Page MenuHomePhabricator

Feed checks timeout on RESTBase deploy
Closed, ResolvedPublic

Description

We already add a pretty significant delay between groups and between deploy stage and check stage, but the feed endpoints still timeout 2-3 times per deployment.

Interesting, that the checks don't fail after the deploy is done, also MCS shows increased p99 latencies for feeds endpoints during RESTBase deploy.

This is very annoying as it forces us to repeat the deploy several times before all the groups succeed.

Event Timeline

@Pchelolo can you add projects to this task ? Thanks !

The feed content includes a lot of things already stored in RESTBase (Parsoid content of pages, PagewView API, summaries of included pages, ...). Are the hosts getting updated properly depooled? Should MCS use a different hostname to refer to content in RB?

Are the hosts getting updated properly depooled?

They should be... If it didn't we'd had much bigger issues.

One thing that strikes me is that I don't see any significant spikes in p95/p99 latencies for endpoints in RESTBase dashboard correlating with the deployments.

We've seen this before, but then problem somehow went away on its own only to come back again. We thought that during all the restarts, we don't actually wait for all the workers to come up, so during a lot of restarts the overall number of workers can be smaller, but we've added very significant delays to ensure that's not the case.

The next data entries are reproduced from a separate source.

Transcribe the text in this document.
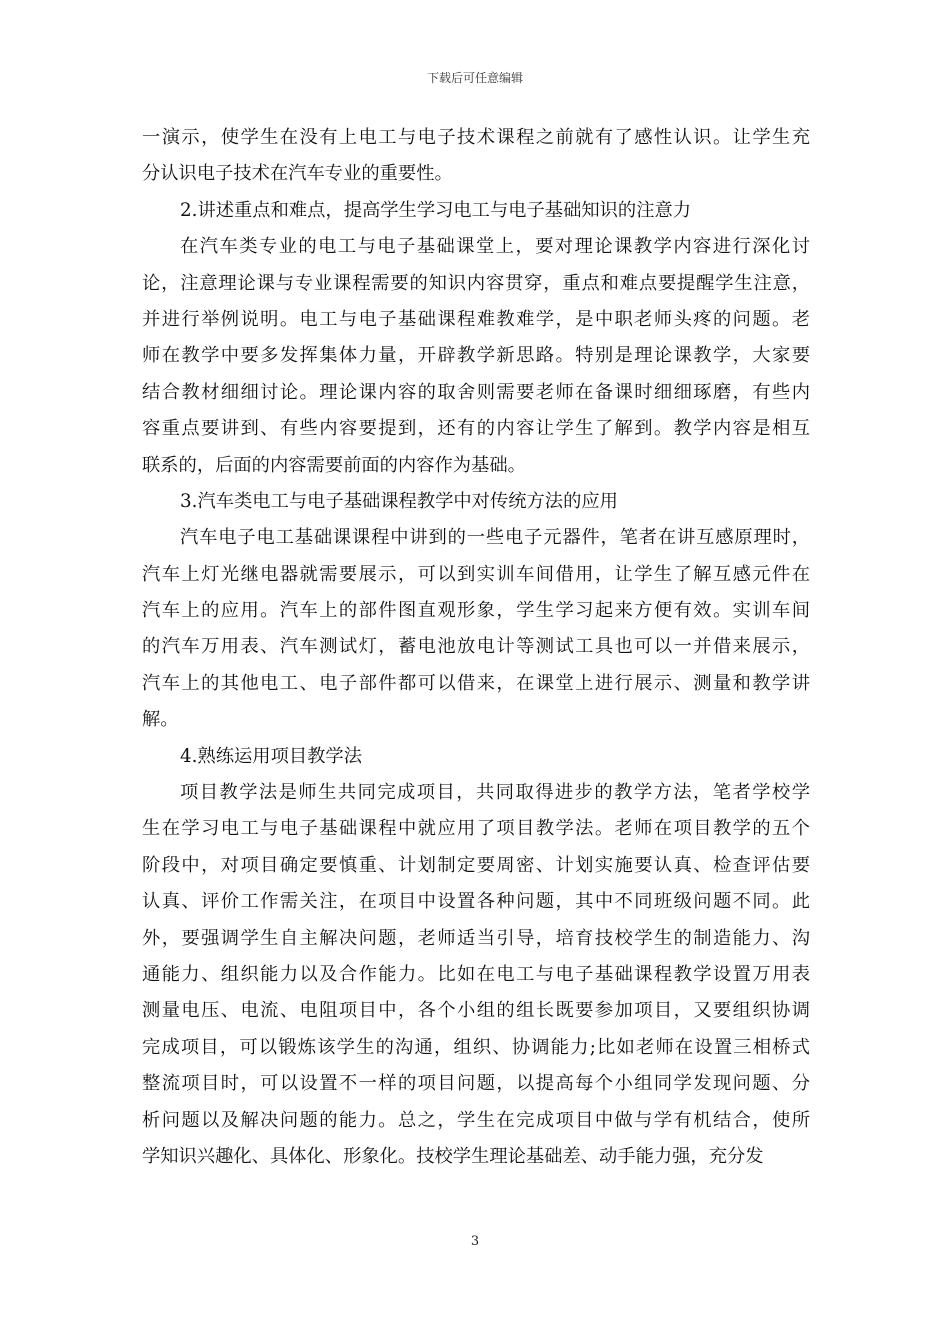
下载后可任意编辑
一演示，使学生在没有上电工与电子技术课程之前就有了感性认识。让学生充
分认识电子技术在汽车专业的重要性。
2.讲述重点和难点，提高学生学习电工与电子基础知识的注意力
在汽车类专业的电工与电子基础课堂上，要对理论课教学内容进行深化讨
论，注意理论课与专业课程需要的知识内容贯穿，重点和难点要提醒学生注意，
并进行举例说明。电工与电子基础课程难教难学，是中职老师头疼的问题。老
师在教学中要多发挥集体力量，开辟教学新思路。特别是理论课教学，大家要
结合教材细细讨论。理论课内容的取舍则需要老师在备课时细细琢磨，有些内
容重点要讲到、有些内容要提到，还有的内容让学生了解到。教学内容是相互
联系的，后面的内容需要前面的内容作为基础。
3.汽车类电工与电子基础课程教学中对传统方法的应用
汽车电子电工基础课课程中讲到的一些电子元器件，笔者在讲互感原理时，
汽车上灯光继电器就需要展示，可以到实训车间借用，让学生了解互感元件在
汽车上的应用。汽车上的部件图直观形象，学生学习起来方便有效。实训车间
的汽车万用表、汽车测试灯，蓄电池放电计等测试工具也可以一并借来展示，
汽车上的其他电工、电子部件都可以借来，在课堂上进行展示、测量和教学讲
解。
4.熟练运用项目教学法
项目教学法是师生共同完成项目，共同取得进步的教学方法，笔者学校学
生在学习电工与电子基础课程中就应用了项目教学法。老师在项目教学的五个
阶段中，对项目确定要慎重、计划制定要周密、计划实施要认真、检查评估要
认真、评价工作需关注，在项目中设置各种问题，其中不同班级问题不同。此
外，要强调学生自主解决问题，老师适当引导，培育技校学生的制造能力、沟
通能力、组织能力以及合作能力。比如在电工与电子基础课程教学设置万用表
测量电压、电流、电阻项目中，各个小组的组长既要参加项目，又要组织协调
完成项目，可以锻炼该学生的沟通，组织、协调能力;比如老师在设置三相桥式
整流项目时，可以设置不一样的项目问题，以提高每个小组同学发现问题、分
析问题以及解决问题的能力。总之，学生在完成项目中做与学有机结合，使所
学知识兴趣化、具体化、形象化。技校学生理论基础差、动手能力强，充分发
3
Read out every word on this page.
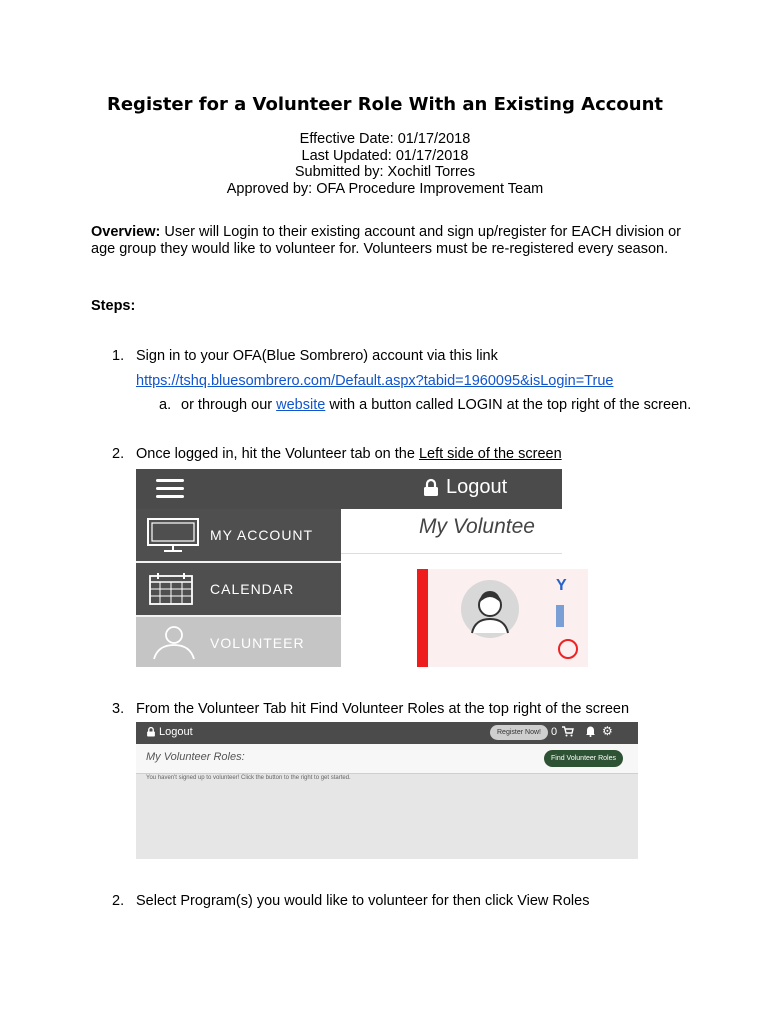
Register for a Volunteer Role With an Existing Account
Effective Date: 01/17/2018
Last Updated: 01/17/2018
Submitted by: Xochitl Torres
Approved by: OFA Procedure Improvement Team
Overview: User will Login to their existing account and sign up/register for EACH division or age group they would like to volunteer for. Volunteers must be re-registered every season.
Steps:
1. Sign in to your OFA(Blue Sombrero) account via this link
https://tshq.bluesombrero.com/Default.aspx?tabid=1960095&isLogin=True
a. or through our website with a button called LOGIN at the top right of the screen.
2. Once logged in, hit the Volunteer tab on the Left side of the screen
Logout
MY ACCOUNT
CALENDAR
VOLUNTEER
My Voluntee
Y
3. From the Volunteer Tab hit Find Volunteer Roles at the top right of the screen
Logout	Register Now! 0	⚙
My Volunteer Roles:	Find Volunteer Roles
You haven't signed up to volunteer! Click the button to the right to get started.
2. Select Program(s) you would like to volunteer for then click View Roles
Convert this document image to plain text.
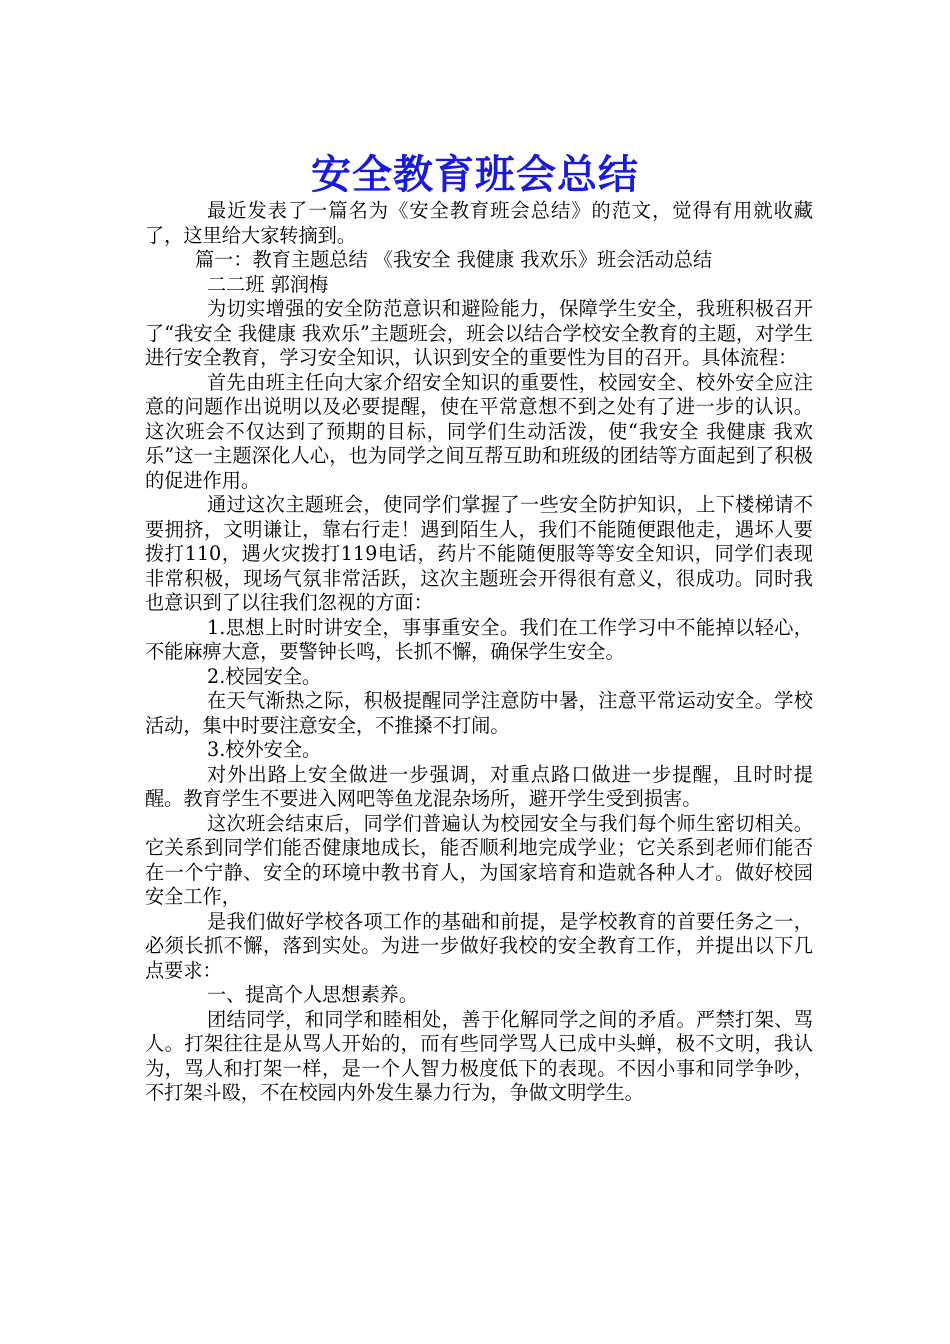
安全教育班会总结

最近发表了一篇名为《安全教育班会总结》的范文，觉得有用就收藏了，这里给大家转摘到。

篇一：教育主题总结 《我安全 我健康 我欢乐》班会活动总结

二二班 郭润梅

为切实增强的安全防范意识和避险能力，保障学生安全，我班积极召开了“我安全 我健康 我欢乐”主题班会，班会以结合学校安全教育的主题，对学生进行安全教育，学习安全知识，认识到安全的重要性为目的召开。具体流程：

首先由班主任向大家介绍安全知识的重要性，校园安全、校外安全应注意的问题作出说明以及必要提醒，使在平常意想不到之处有了进一步的认识。这次班会不仅达到了预期的目标，同学们生动活泼，使“我安全 我健康 我欢乐”这一主题深化人心，也为同学之间互帮互助和班级的团结等方面起到了积极的促进作用。

通过这次主题班会，使同学们掌握了一些安全防护知识，上下楼梯请不要拥挤，文明谦让，靠右行走！遇到陌生人，我们不能随便跟他走，遇坏人要拨打110，遇火灾拨打119电话，药片不能随便服等等安全知识，同学们表现非常积极，现场气氛非常活跃，这次主题班会开得很有意义，很成功。同时我也意识到了以往我们忽视的方面：

1.思想上时时讲安全，事事重安全。我们在工作学习中不能掉以轻心，不能麻痹大意，要警钟长鸣，长抓不懈，确保学生安全。

2.校园安全。

在天气渐热之际，积极提醒同学注意防中暑，注意平常运动安全。学校活动，集中时要注意安全，不推搡不打闹。

3.校外安全。

对外出路上安全做进一步强调，对重点路口做进一步提醒，且时时提醒。教育学生不要进入网吧等鱼龙混杂场所，避开学生受到损害。

这次班会结束后，同学们普遍认为校园安全与我们每个师生密切相关。它关系到同学们能否健康地成长，能否顺利地完成学业；它关系到老师们能否在一个宁静、安全的环境中教书育人，为国家培育和造就各种人才。做好校园安全工作，

是我们做好学校各项工作的基础和前提，是学校教育的首要任务之一，必须长抓不懈，落到实处。为进一步做好我校的安全教育工作，并提出以下几点要求：

一、提高个人思想素养。

团结同学，和同学和睦相处，善于化解同学之间的矛盾。严禁打架、骂人。打架往往是从骂人开始的，而有些同学骂人已成中头蝉，极不文明，我认为，骂人和打架一样，是一个人智力极度低下的表现。不因小事和同学争吵，不打架斗殴，不在校园内外发生暴力行为，争做文明学生。
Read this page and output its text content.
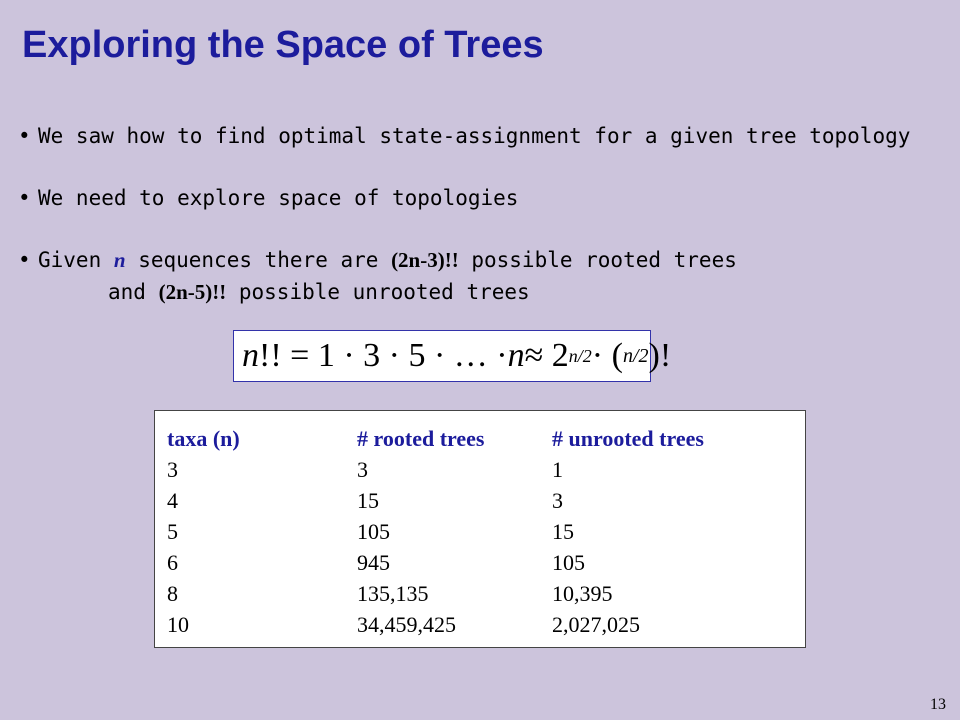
Exploring the Space of Trees
• We saw how to find optimal state-assignment for a given tree topology
• We need to explore space of topologies
• Given n sequences there are (2n-3)!! possible rooted trees
and (2n-5)!! possible unrooted trees
n !! = 1 · 3 · 5 · … · n ≈ 2 n/2 · ( n/2 )!
taxa (n)	# rooted trees	# unrooted trees
3	3	1
4	15	3
5	105	15
6	945	105
8	135,135	10,395
10	34,459,425	2,027,025
13
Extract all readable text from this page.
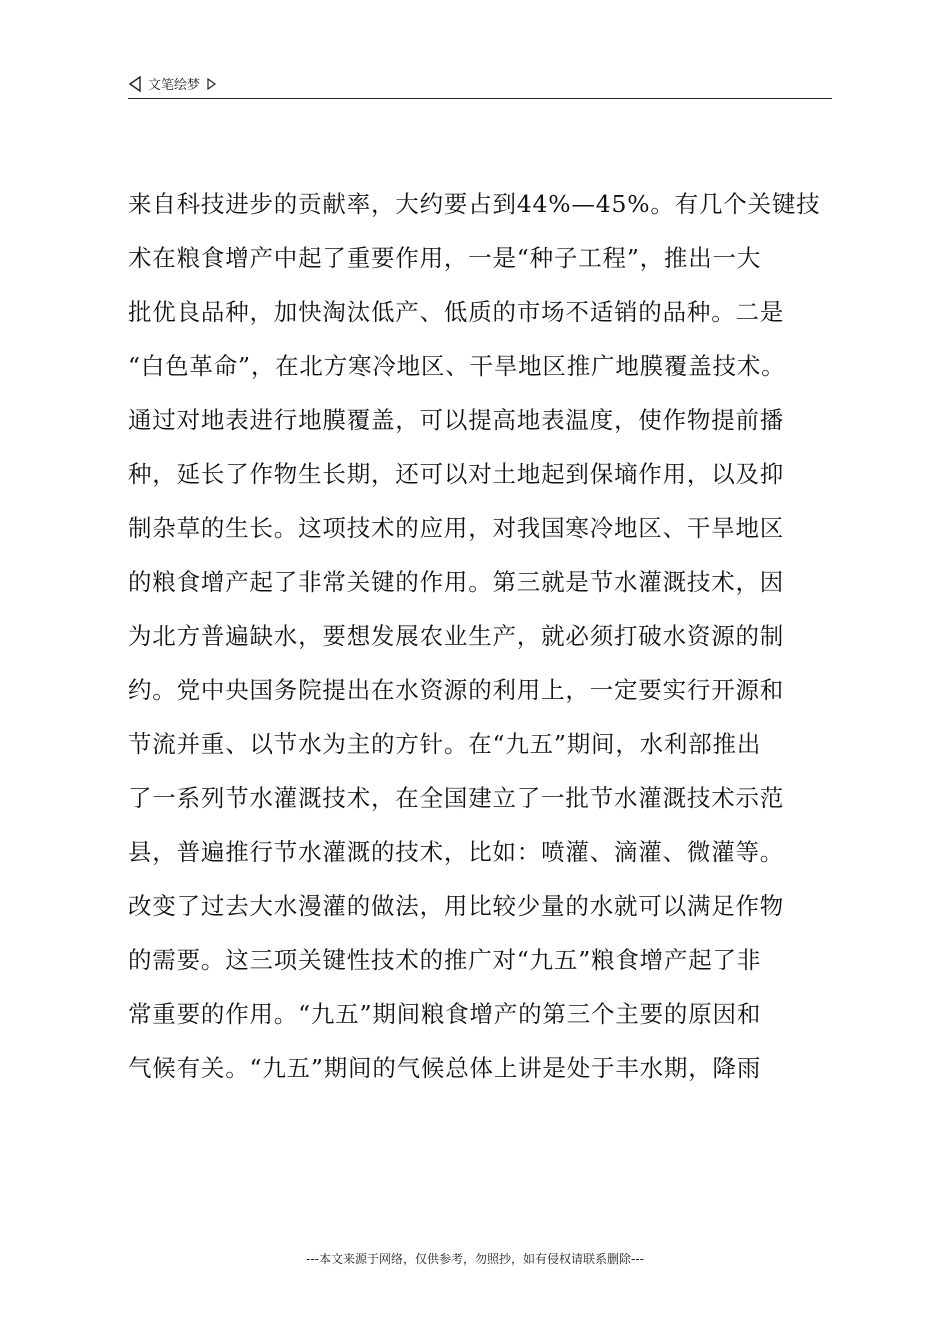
文笔绘梦
来自科技进步的贡献率，大约要占到44%—45%。有几个关键技
术在粮食增产中起了重要作用，一是“种子工程”，推出一大
批优良品种，加快淘汰低产、低质的市场不适销的品种。二是
“白色革命”，在北方寒冷地区、干旱地区推广地膜覆盖技术。
通过对地表进行地膜覆盖，可以提高地表温度，使作物提前播
种，延长了作物生长期，还可以对土地起到保墒作用，以及抑
制杂草的生长。这项技术的应用，对我国寒冷地区、干旱地区
的粮食增产起了非常关键的作用。第三就是节水灌溉技术，因
为北方普遍缺水，要想发展农业生产，就必须打破水资源的制
约。党中央国务院提出在水资源的利用上，一定要实行开源和
节流并重、以节水为主的方针。在“九五”期间，水利部推出
了一系列节水灌溉技术，在全国建立了一批节水灌溉技术示范
县，普遍推行节水灌溉的技术，比如：喷灌、滴灌、微灌等。
改变了过去大水漫灌的做法，用比较少量的水就可以满足作物
的需要。这三项关键性技术的推广对“九五”粮食增产起了非
常重要的作用。“九五”期间粮食增产的第三个主要的原因和
气候有关。“九五”期间的气候总体上讲是处于丰水期，降雨
---本文来源于网络，仅供参考，勿照抄，如有侵权请联系删除---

Another idea is to temporarily turn on debug to true in the config.prod.yaml, similarly to how it's done in the config.dev.yaml[1]. This would show also outgoing requests (to backend services, like MW API or other services in RB). Check it out locally first to see if there would be any useful info there.

[1] https://phabricator.wikimedia.org/diffusion/GMOA/browse/master/config.dev.yaml$79

Another idea is to temporarily turn on debug to true in the config.prod.yaml, similarly to how it's done in the config.dev.yaml

@bearND I'm worried that would be to much logging.. But I think we will eventually have to do that for both RB and MCS and do a rolling restart of RB. Had to repeat the deploy 4 times today because of this.

mobrovac subscribed.

Raising priority to high as this has started happening more and more often, even during normal RESTBase operation.

Mentioned in SAL (#wikimedia-operations) [2018-10-18T10:29:46Z] <mobrovac@deploy1001> Started deploy [restbase/deploy@88c8f26]: Parallelise onthisday call - T203588

Mentioned in SAL (#wikimedia-operations) [2018-10-18T10:41:09Z] <mobrovac@deploy1001> Finished deploy [restbase/deploy@88c8f26]: Parallelise onthisday call - T203588 (duration: 11m 24s)

Mentioned in SAL (#wikimedia-operations) [2018-10-18T11:33:13Z] <mobrovac@deploy1001> Started deploy [restbase/deploy@1041a02]: Disable onthisday check - T203588

Mentioned in SAL (#wikimedia-operations) [2018-10-18T11:54:36Z] <mobrovac@deploy1001> Finished deploy [restbase/deploy@1041a02]: Disable onthisday check - T203588 (duration: 21m 23s)

mobrovac lowered the priority of this task from High to Medium.EditedOct 18 2018, 11:58 AM

While PR 1074 did drastically improve the performance of the onthisday end point, RB deployments were still failing (I managed to fully deploy RB after 5 attempts). Therefore, I opted to disable the check for the time being. There were no deployment failures afterwords.

This is only a temporary measure, though. We still need to address this problem.

This have not been happening for a while now, so it somehow fixed itself. Please reopen if it starts happening again.